梁漱溟晚年口述回忆录便以父亲的这个问号为书名——《这个世界会好吗》。

梁济试图以死唤醒人们继续变革的决心。半年后的1919年5月4日,他的儿子梁漱溟所在的大学爆发了一场惊天的学生抗议活动,史称“五四运动”。

“五四运动”的划时代意义,当时便被人敏感地预测到了。就在学生运动爆发的那几天,大哲学家约翰·杜威正好在北京访问。他在写于6月1日的信中说:“我们正目睹一个国家的新生,而出生总是艰难的。”

梁启超也在听到梁济的死讯后深感惋惜。他写道:“自先生殉节后,启超在报中读遗言,感涕至不可仰,深自懊悔并世有此人,在我乃不获一见……《伏卵录》中相教之语虽不多,正如晦翁所谓一棒一条痕,一掴一掌血,其所以嘉惠启超者实在大。”同时他还叮瞩梁漱溟在“春秋祀典时,得间为我昭告;为言:启超落齿不感忘先生之教,力求以先生之精神拯救天下溺……”“此种俊佛坚卓的人格感化,吾敢信其片纸只字皆关世道,其效力即不见于今,亦必见于后……继述而光之大,责先生故不死矣”。

陶孟和尽管尤为佩服于梁济“坚强不屈的性格、谨慎廉洁的操行、忠于妻友的热诚”,但他认为:“在现在一切事物都商业化的时代里,竟有巨川先生这样的人,实在是稀有的现象。

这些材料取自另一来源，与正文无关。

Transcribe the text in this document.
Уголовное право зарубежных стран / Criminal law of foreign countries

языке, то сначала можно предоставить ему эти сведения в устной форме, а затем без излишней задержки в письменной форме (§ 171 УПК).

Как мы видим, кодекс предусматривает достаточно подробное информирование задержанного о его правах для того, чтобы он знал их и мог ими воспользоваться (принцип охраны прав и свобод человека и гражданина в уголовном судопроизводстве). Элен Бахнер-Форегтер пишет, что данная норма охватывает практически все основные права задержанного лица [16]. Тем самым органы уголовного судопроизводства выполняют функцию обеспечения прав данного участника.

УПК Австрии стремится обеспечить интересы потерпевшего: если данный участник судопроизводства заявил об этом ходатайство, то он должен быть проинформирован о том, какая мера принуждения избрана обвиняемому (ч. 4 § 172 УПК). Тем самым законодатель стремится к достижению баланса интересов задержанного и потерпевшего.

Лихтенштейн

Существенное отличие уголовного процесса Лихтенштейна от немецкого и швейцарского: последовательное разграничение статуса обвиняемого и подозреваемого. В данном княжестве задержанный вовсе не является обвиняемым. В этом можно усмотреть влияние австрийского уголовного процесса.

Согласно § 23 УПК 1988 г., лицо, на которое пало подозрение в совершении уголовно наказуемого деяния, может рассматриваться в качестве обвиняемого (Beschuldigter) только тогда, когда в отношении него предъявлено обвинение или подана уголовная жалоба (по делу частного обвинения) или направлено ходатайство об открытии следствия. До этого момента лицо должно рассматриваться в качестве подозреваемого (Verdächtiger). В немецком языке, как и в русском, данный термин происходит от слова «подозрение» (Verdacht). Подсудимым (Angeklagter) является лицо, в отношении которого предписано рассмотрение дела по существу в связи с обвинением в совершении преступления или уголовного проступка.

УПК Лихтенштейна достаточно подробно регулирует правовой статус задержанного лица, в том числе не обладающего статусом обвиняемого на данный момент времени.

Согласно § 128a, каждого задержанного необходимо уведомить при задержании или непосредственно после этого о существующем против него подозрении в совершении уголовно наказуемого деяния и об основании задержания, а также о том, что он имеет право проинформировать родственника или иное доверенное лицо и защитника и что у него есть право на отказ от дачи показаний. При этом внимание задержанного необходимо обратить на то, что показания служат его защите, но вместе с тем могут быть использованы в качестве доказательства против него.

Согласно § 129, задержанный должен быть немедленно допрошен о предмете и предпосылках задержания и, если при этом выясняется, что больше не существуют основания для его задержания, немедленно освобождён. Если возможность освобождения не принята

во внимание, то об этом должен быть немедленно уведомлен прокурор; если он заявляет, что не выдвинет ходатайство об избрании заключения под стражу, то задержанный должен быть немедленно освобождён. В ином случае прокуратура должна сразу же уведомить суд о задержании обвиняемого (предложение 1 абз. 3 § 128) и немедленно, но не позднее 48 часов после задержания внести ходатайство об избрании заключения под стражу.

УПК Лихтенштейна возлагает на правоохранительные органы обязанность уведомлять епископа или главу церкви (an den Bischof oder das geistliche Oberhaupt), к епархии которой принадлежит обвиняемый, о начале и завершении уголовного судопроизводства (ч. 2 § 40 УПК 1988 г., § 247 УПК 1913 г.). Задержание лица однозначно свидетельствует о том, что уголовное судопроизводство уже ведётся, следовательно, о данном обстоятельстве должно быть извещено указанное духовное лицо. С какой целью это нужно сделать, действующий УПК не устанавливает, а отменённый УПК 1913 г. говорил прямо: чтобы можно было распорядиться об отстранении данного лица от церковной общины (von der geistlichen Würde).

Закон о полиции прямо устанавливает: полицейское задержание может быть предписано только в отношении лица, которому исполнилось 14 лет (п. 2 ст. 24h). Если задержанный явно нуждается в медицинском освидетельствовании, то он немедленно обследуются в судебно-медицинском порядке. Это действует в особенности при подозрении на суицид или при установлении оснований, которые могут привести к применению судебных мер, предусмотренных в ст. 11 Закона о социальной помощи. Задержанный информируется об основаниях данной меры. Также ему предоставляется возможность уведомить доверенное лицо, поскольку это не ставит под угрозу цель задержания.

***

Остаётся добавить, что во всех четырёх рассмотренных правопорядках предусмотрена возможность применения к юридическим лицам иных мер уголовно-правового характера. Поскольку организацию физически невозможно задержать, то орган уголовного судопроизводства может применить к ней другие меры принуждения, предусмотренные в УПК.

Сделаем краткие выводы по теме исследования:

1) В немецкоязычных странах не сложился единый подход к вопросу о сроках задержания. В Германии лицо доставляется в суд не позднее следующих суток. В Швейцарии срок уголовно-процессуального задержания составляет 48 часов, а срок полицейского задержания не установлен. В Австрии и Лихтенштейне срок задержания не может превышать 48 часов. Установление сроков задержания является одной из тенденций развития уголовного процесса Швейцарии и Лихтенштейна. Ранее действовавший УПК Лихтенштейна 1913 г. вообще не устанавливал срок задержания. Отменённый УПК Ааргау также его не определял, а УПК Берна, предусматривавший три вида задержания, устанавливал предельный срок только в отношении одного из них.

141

我虽然十分的敬重巨川先生,我虽然希望自己还有旁人都能像巨川先生那样的律己,对于父母、家庭、朋友、国家或主义那样的忠诚,但是我总觉得自杀不应该是他老先生所采的办法”。

徐志摩评述道:“它的起源与所能发生的效果,决不是我们常识所能测量,更不是什么社会的或是科学的评价标准所能批判的。在我们一班信仰(你可以说迷信)精神生命的痴人,在我们还有寸土可守的日子,决不能让实利主义的重量完全压倒人的性灵的表现,更不能容忍某时代迷信(在中世是宗教,现代是科学)的黑影完全淹没了宇宙间不变的价值。”

陈独秀从传统的角度赞扬了梁济。他认为“梁先生自杀的宗旨,……是想用对清殉节的精神,来倡导中国的纲常名教,救济社会的坠落”。因此他不赞成梁济是“单纯殉了清朝”。同时他明确指出:新时代的人们不必学其舍生取义的做法,但应有他那种救济社会坠落的勇气和真诚纯洁的精神。

当时刚刚丧父的胡适亦强调公众要从梁济的悲剧中吸取教训,“养成一种欢迎新思想的习惯,使新知识新思想可以源源进来”。

李大钊亦在《北京的“华严”》一文中表达了对事态的高度关注,并指出:“他们对于自己的生命,比那些醉生梦死的青年,历仕五朝的元老还亲切的多呢。”

傅斯年在《心气薄弱之中国人》中尽管将梁济和辜鸿铭、张勋并列为守旧的象征,但文章同时也指出:“任凭他是什么主义,只要有主义就比没有主义好。就是他主义食辜汤生、张勋……都可以,总比见风使舵好。”

我们站在这个荒凉的世界上,
我们是廿世纪的众生骚动在它的黑暗里,
我们有机器和制度却没有文明
我们有复杂的感情却无处归依
我们有很多的声音而没有真理
我们来自一个良心却各自藏起。

时至今日,“这个世界会好吗?”这句疑问仍回荡在华夏大地上,回荡在每个人的头顶上,回荡在每个人的脑海中。或许再也没有能说清,明天会怎样,这个世界会好吗?